Si on prête parfois au Pasthoun un esprit rude et belliqueux, il cultive également un goût marqué pour le chant et la poésie. Deux facettes de la vie sociale pashtoune m’interpellent tout particulièrement. D’une part, le respect pour les aînés, qui se retrouvent dans et hors des familles. Le Paradis se trouve sous les pieds des parents, affirme une maxime pashtoune. D’autre part, la visibilité publique et le statut de la gent féminine. La vie publique de la femme pashtoune est strictement régie par des codes comportementaux et vestimentaires, que vous connaissez assez bien pour m’épargner de les détailler ici. Même la danse en public, on l’a vu, est affaire d’hommes.

Le chef de famille pashtoune est un leader supremo parmi les siens, dans ses murs comme sur la voie publique. La coutume veut qu’il chemine seul devant sa ou ses femmes et ses enfants.

Une journaliste qui visitait Kaboul sous le régime taliban (1996-2001) a noté combien cette coutume était fortement ancrée parmi la population pashtoune résidente et probablement renforcée par les autorités alors en place. Lors d’un séjour en 2006 à Kaboul, la femme de plume constate avec surprise que la chute du régime taliban en 2001 n’avait pas modifié la coutume en question. Bien au contraire, les femmes pasthounes marchaient encore plus en retrait de leur époux. Questionnée sur cet état de fait, l’une d’elles en livre la clé : “les mines”. Ce qui s’appelle une discrétion bien comprise.

Je ne m’habituerai jamais à la conception pashtoune de la vie publique et du statut de la gent féminine. Toutefois, je dois également dire avec force que j’ai rencontré nombre de couples pashtouns heureux, plus heureux que beaucoup de couples occidentaux… De façon moins polémique, je retiendrai avant tout des Pashtouns leur noblesse et leur force d’âme qui sculpte les traits de leurs visages burinés et aiguise la profondeur de leur regard. A noter que la couleur flamboyante de la barbe du vénérable ci-dessous tient au fait qu’elle a été teinte au henné, qui vire à l’orangé avec le temps. Même poivre et sel, la barbe pashtoune peut voir rouge…
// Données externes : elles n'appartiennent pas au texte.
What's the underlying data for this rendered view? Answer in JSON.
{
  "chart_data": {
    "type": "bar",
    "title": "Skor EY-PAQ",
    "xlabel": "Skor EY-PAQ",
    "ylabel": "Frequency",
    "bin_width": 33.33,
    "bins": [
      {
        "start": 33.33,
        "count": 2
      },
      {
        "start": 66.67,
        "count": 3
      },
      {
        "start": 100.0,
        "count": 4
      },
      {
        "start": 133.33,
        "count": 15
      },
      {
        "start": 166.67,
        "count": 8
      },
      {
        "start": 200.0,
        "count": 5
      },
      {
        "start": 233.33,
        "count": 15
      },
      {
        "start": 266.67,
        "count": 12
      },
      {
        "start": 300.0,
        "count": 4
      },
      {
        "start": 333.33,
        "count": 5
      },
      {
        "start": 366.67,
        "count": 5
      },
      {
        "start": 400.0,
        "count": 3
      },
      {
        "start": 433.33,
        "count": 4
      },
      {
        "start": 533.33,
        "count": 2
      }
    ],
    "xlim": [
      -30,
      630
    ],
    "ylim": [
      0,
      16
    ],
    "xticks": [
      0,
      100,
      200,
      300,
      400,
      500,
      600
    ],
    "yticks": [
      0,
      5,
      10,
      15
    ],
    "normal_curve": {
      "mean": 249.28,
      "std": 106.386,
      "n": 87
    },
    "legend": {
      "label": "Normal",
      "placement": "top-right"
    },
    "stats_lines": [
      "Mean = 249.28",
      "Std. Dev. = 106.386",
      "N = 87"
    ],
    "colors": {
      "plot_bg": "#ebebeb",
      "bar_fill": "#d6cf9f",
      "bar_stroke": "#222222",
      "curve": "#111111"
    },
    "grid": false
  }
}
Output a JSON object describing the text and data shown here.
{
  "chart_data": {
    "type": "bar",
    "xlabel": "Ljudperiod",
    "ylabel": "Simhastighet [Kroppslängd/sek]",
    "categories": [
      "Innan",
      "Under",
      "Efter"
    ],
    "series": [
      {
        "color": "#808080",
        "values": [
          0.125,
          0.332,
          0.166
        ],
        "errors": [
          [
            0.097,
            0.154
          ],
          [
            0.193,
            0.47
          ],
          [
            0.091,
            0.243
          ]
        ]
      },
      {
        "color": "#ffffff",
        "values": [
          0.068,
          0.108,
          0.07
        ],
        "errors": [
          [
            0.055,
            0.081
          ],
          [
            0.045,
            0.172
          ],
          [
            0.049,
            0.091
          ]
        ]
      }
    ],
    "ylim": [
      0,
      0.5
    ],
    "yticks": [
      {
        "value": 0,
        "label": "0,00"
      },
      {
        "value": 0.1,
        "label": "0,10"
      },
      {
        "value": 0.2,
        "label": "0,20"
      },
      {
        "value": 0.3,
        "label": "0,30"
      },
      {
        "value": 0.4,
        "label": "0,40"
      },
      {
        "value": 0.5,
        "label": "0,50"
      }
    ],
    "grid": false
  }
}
Merci à Salah-ud Din, connu à Peshawar et ami depuis lors, qui m’a introduit en douceur et en finesse aux arcanes de sa culture pashtoune.

Bien à Vous,

Post-scriptum

Si vous souhaitez connaître davantage de la culture pashtoune, particulièrement en Afghanistan, lisez The Bookseller of Kabul, écrit par la journaliste-écrivaine norvégienne Asne Seierstad. Le récit est basé sur son séjour de trois mois en 2001 dans une famille pasthoune de la capitale afghane.